# PBM: dhcpcd lease file must be deleted to get a new IP

## VinzC

Hi.

I have dhcpcd-5.1.3-r1 and today I had to delete the lease file (/var/lib/dhcpcd/dhcpcd-bond0.lease) I had at work otherwise dhcpcd wouldn't get an IP address from my home DHCP server (a linksys router w/ DD-WRT v24). I saw in the log dhcpcd wanted to rebind the IP address I had at work, which was refused by DD-WRT. Is there a way to tell dhcpcd not to try to rebind a previous lease?

Thanks for any hint/suggestion.

----------

## UberLord

Get dhcpcd to release the lease when it stops, then it won't attempt to rebind at next start.

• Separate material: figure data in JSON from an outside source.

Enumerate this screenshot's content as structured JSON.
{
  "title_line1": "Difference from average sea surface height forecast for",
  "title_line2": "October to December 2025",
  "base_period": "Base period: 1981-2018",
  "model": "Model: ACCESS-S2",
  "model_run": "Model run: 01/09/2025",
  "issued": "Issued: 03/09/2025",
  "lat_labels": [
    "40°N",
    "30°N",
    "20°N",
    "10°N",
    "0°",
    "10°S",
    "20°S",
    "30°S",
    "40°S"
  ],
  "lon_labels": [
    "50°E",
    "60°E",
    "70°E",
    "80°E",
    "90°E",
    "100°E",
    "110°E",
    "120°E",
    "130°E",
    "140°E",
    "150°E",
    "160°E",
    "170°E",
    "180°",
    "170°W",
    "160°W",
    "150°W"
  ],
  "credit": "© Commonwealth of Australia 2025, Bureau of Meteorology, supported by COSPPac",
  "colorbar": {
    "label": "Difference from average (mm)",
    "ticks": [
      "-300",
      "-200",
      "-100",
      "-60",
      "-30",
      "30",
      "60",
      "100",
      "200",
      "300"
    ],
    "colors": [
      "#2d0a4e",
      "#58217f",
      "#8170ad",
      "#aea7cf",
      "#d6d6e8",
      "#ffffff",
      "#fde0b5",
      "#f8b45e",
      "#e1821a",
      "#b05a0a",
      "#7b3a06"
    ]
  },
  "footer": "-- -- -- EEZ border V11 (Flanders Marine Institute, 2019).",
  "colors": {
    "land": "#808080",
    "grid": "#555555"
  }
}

If using net.xxx, add this to /etc/conf.d/net

dhcp_eth0="release"

If using the dhcpcd init script, add this to /etc/conf.d/dhcpcd

stopsig=SIGHUP

----------

## VinzC

Thanks, Roy. That did it. I used dhcpcd config file in fact but that the same as using /etc/conf.d/net, I presume...

----------

## VinzC

Option release actually doesn't work. It's been a couple of times I've been forced to remove the lease file before dhcpcd could get an IP address at home. Otherwise dhcpcd systematically fails. I must have been mistaken the first time.

----------